A communicative approach that integrates CTI into the whole company can also help enhance others of the necessary skills, analytic thinking and creative problem-solving. The wider the perspective is, the more resources and insights someone will have when facing data. Their mission is to look for menaces and weaknesses, which are easier to spot when you know the environment and the ongoing projects. Analytic thinking will help them find the problem while creative problem-solving will be the factor that differentiates them from other candidates. Being creative while solving a problem is especially advantageous in this field, as that is the way potential wrongdoers will think: you are covered. The less obvious your solutions are, the lower the probability of them trespassing.

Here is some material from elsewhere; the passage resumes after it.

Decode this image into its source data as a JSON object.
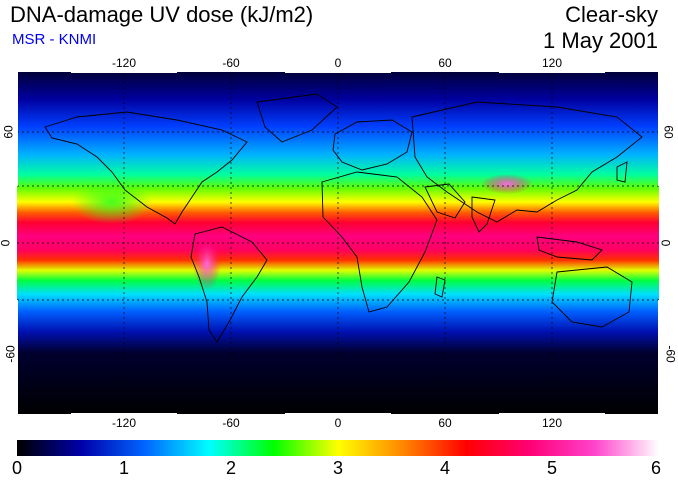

In this discipline, threats and solutions evolve equally fast and that means that whoever working in the field must enjoy learning as well as new challenges. Working in tech means continuing to always learn, however, in CTI it is vital to be up-to-date with new trends, menaces and technologies that can be either useful or harmful.

If we have mentioned something throughout this article that is changes. The rapid evolution of the field along with the required responsiveness make flexibility a must for anyone working in the field. There is no real roadmap when analysing data unique to your organisation, this being the reason someone with great adaptability is perfect for this position.

Finally, a delicate and complex task like this calls for attention to detail. The quality and accuracy of the organisation’s security depend on the efficiency of its specialist and their ability to detect unusual data or vulnerable patterns.

Let us not forget that all of these skills will be improved through practical experience in the field. Any previous experience and additional knowledge in the tech field would be beneficial to carry out tasks in an optimal way.


CTI is the future of cybersecurity, and the future is already here. Trends and technological competitiveness allow companies to armour themselves against menaces before they even happen and to study the data they already have to improve their barriers. Changes like these prompted the creation of a new worker profile with a more complete set of skills and a more holistic approach.